The CLARITY Act: A Regulatory Turning Point
The CLARITY Act, introduced in 2025, aims to establish a comprehensive regulatory framework for cryptocurrencies in the U.S. It seeks to resolve jurisdictional disputes between the Securities and Exchange Commission (SEC) and the Commodity Futures Trading Commission (CFTC), while providing clearer rules for digital asset exchanges, brokers, and custodians. The bill would explicitly define which assets fall under the SEC’s purview as securities and which are commodities regulated by the CFTC.
After a bipartisan vote in the Senate Banking Committee on May 14, 2026, the bill now heads to the Senate floor for further debate. However, its path to becoming law remains uncertain, as only two Democrats joined Republicans in advancing the legislation. This lack of broad bipartisan support may lead to delays in the Senate.
Market Sentiment and Legislative Odds
The CLARITY Act’s progress has stirred optimism in parts of the crypto sector. Following the committee’s vote, betting markets on platforms like Polymarket indicated a 68% chance of the bill passing by the end of 2026. However, that probability has since dipped to 59%, reflecting growing concerns about partisan gridlock and potential hurdles in the legislative process.
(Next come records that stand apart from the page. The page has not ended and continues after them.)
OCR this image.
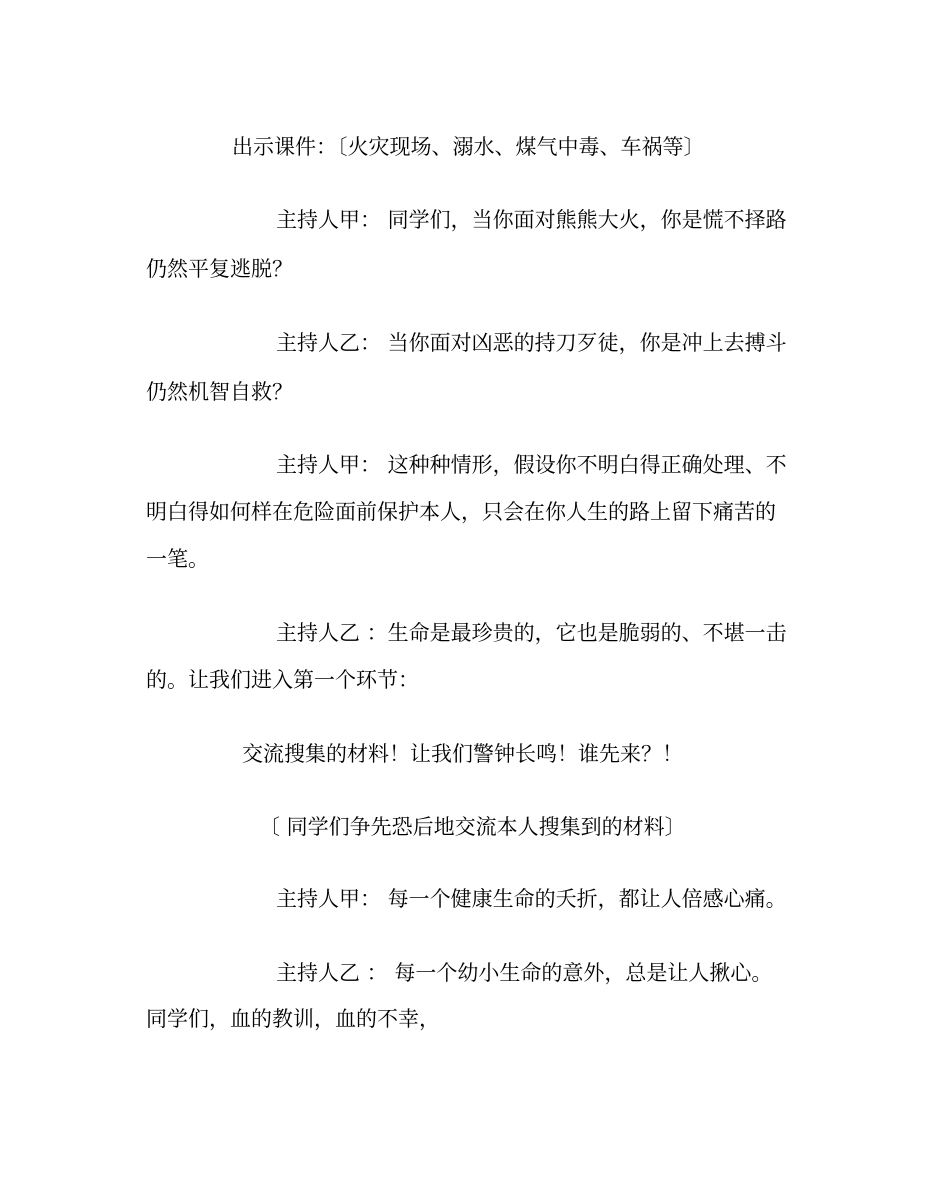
出示课件：〔火灾现场、溺水、煤气中毒、车祸等〕

主持人甲： 同学们，当你面对熊熊大火，你是慌不择路

仍然平复逃脱？

主持人乙： 当你面对凶恶的持刀歹徒，你是冲上去搏斗

仍然机智自救？

主持人甲： 这种种情形，假设你不明白得正确处理、不

明白得如何样在危险面前保护本人，只会在你人生的路上留下痛苦的

一笔。

主持人乙 ：生命是最珍贵的，它也是脆弱的、不堪一击

的。让我们进入第一个环节：

交流搜集的材料！让我们警钟长鸣！谁先来？！

〔 同学们争先恐后地交流本人搜集到的材料〕

主持人甲： 每一个健康生命的夭折，都让人倍感心痛。

主持人乙 ： 每一个幼小生命的意外，总是让人揪心。

同学们，血的教训，血的不幸，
For crypto businesses like Coinbase, the stakes are high. The CLARITY Act offers a potential pathway for regulatory certainty, which could attract institutional capital and foster innovation in the industry. However, traditional banks and their regulators remain wary of creating a dual financial system with different rules for crypto and banking.
What’s Next?
The CLARITY Act’s future hinges on whether lawmakers can bridge partisan divides and address criticisms from the banking sector. If passed, it would represent the most significant step yet toward integrating cryptocurrencies into the U.S. regulatory framework, potentially aligning U.S. oversight with international standards like the EU’s Markets in Crypto-Assets (MiCA) regulation.
For now, investors and industry stakeholders will be closely monitoring developments in Congress, as well as the growing tensions between traditional finance and the crypto sector. The next key milestone will be the Senate vote, though no date has been set yet.